Each row of the 28 x 28 pixel images can be used as a sequence to demonstrate the recurrent architecture with a familiar dataset.
Model¶
The k-api container module, recur is used to first call the PyTorch lstm module and then the output sequence of the select of the final column and the linear transformation into a matrix of 10 columns of weights for each image.
q:module`recur
module(q; 1; (`lstm; `lstm; 28; 128; 2; 1b; 1b))
module(q; 1; `sequential);
module(q; 2; (`select; `last; 1; -1))
module(q; 2; (`linear; `decode; 128; 10))
q)-2 str q;
knn::Recur(
(lstm): (input_size=28, hidden_size=128, num_layers=2, bias=true,..
(out): torch::nn::Sequential(
(last): knn::Select(dim=1,ind=-1)
(decode): torch::nn::Linear(in_features=128, out_features=10, bias=true)
)
)
Using a 60 x 28 x 28 tensor of random numbers as a placeholder for 60 MNIST images of digits,
the first forward calculation uses the
lstm module to get the output and hidden state:
q)x:tensor(`randn;60 28 28)
q)y:forward(q;`lstm;x)
q)size y
60 28 128
2 60 128
2 60 128
The result, y, is a vector of 3 tensors, the output of the lstm and the hidden and cell state of the sequence.

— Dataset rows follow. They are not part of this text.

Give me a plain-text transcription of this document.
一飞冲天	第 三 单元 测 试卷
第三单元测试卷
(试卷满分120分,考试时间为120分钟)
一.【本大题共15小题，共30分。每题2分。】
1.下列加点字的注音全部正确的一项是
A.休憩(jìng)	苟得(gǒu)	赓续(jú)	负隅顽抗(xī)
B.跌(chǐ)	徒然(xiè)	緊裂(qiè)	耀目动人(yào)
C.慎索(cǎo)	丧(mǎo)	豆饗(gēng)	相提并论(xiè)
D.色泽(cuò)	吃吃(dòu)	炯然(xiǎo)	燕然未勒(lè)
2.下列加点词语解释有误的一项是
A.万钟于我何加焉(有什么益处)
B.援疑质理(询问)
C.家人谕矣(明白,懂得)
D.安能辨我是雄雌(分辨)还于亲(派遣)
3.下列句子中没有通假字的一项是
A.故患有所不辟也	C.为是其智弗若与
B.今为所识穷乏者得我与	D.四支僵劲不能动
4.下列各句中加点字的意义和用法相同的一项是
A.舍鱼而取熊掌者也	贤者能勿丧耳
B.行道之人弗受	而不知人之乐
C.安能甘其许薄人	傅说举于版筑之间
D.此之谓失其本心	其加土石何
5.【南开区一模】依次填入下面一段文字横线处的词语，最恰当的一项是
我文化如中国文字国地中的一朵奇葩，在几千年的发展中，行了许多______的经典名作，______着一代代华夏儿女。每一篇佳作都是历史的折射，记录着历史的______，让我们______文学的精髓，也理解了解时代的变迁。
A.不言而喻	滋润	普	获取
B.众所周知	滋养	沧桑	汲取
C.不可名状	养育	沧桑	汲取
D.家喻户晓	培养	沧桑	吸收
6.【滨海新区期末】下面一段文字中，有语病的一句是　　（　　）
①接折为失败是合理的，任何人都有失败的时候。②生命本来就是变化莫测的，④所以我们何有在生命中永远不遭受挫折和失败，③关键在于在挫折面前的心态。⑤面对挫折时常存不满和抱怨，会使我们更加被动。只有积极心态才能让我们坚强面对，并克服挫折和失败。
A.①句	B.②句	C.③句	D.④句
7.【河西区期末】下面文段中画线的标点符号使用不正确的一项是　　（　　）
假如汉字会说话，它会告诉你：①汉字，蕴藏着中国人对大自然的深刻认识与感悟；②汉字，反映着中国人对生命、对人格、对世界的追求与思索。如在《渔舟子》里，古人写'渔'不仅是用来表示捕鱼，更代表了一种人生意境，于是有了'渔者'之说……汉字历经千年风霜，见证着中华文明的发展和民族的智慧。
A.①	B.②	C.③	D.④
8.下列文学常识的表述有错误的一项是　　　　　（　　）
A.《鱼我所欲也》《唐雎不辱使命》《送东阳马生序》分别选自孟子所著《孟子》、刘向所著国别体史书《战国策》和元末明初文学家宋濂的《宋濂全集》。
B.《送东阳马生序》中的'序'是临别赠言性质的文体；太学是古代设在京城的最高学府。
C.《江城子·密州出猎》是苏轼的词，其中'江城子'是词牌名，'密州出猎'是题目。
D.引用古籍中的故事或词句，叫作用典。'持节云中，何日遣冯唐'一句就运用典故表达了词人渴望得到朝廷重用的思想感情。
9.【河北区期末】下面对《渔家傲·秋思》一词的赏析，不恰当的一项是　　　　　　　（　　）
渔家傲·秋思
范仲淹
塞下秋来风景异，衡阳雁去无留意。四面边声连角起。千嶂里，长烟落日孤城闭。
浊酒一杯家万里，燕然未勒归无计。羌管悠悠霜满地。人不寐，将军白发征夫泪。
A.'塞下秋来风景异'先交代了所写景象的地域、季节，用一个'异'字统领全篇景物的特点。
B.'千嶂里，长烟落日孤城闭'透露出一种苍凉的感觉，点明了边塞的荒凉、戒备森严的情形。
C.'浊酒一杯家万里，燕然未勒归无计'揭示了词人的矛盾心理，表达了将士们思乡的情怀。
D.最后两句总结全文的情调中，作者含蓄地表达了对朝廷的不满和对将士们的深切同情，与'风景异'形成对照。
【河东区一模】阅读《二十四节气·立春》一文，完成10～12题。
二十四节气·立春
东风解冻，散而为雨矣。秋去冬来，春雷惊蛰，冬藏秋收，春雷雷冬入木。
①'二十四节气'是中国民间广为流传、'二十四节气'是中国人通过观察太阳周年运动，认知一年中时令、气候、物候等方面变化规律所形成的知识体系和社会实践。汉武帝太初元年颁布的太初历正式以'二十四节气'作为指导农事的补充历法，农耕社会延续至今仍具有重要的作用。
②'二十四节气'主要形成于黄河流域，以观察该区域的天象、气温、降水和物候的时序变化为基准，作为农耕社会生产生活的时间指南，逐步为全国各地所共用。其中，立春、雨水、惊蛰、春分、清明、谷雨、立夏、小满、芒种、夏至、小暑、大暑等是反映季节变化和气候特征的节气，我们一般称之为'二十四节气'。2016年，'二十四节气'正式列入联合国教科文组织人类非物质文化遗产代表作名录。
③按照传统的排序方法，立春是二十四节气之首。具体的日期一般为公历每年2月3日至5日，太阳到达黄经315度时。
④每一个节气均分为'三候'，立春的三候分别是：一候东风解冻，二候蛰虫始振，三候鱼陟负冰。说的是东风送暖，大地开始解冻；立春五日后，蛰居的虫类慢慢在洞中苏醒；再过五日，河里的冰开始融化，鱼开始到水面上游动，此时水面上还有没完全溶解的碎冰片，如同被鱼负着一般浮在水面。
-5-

The final column of the output is selected and passed through a linear layer to get the weights for each digit:
q)z:forward(q;`out;(y;0))
q)size z
60 10
Each subsequent call to the lstm module can include the hidden & cell state of the previous sequence:
q)vector(y; 0; tensor(`randn;60 28 28))
q)use[y]forward(q;`lstm;y)
q)size y
60 28 128
2 60 128
2 60 128
Training¶
The script uses a cycling learning rate, using .001, .0005, .0002, .0001 repeatedly for 40 iterations through the data. A recurrent model is not as accurate as the convolutional model, with an accuracy of 99.20 - 99.30%, running through 40 epochs in around 2 minutes on a NVIDIA GeForce GTX 1080 Ti GPU and 13 minutes on 12-core i7 CPU.

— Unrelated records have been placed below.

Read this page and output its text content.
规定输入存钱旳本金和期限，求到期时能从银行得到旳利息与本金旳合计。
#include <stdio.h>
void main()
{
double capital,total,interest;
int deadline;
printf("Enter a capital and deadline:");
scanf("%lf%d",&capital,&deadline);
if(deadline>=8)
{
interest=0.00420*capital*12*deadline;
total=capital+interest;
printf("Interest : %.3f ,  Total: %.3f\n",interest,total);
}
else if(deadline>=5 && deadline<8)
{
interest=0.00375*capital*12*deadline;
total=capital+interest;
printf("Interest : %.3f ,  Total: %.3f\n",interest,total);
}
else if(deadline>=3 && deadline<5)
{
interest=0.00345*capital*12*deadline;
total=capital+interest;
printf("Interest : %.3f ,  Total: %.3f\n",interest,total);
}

KDB+ 4.0 2021.07.12 Copyright (C) 1993-2021 Kx Systems
l64/ 12(16)core 64033MB
1. lr: 0.0010 training loss: 0.392026 test accuracy: 95.79%
2. lr: 0.0005 training loss: 0.087590 test accuracy: 97.74%
3. lr: 0.0002 training loss: 0.053733 test accuracy: 98.29%
4. lr: 0.0001 training loss: 0.038863 test accuracy: 98.49%
5. lr: 0.0010 training loss: 0.090845 test accuracy: 97.88%
..
36. lr: 0.0001 training loss: 0.001683 test accuracy: 99.25%
37. lr: 0.0010 training loss: 0.023589 test accuracy: 99.01%
38. lr: 0.0005 training loss: 0.007428 test accuracy: 99.23%
39. lr: 0.0002 training loss: 0.002182 test accuracy: 99.27%
40. lr: 0.0001 training loss: 0.001296 test accuracy: 99.32%
108020 4195680
mismatches:
0| ,7
1| 3 7
2| 0 0 1 3 4 7 7 7 7
3| 2 2 5 7
4| 1 6 6 6 8 9 9 9 9 9 9
5| 0 3 3 3 3 3 3 3 3 6 8
6| 0 0 0 1 1 4 8
7| 1 2 2 2 3 3 9
8| 0 5 5 7 7 9
9| 4 4 4 4 4 4 5 5 7 7
grid of mismatches: examples/mnist/out/lstm.png
The grid of mismatches, examples/mnist/out/lstm.png, is written to a .png file. The row labels are the model’s classification and the column labels are the actual digit.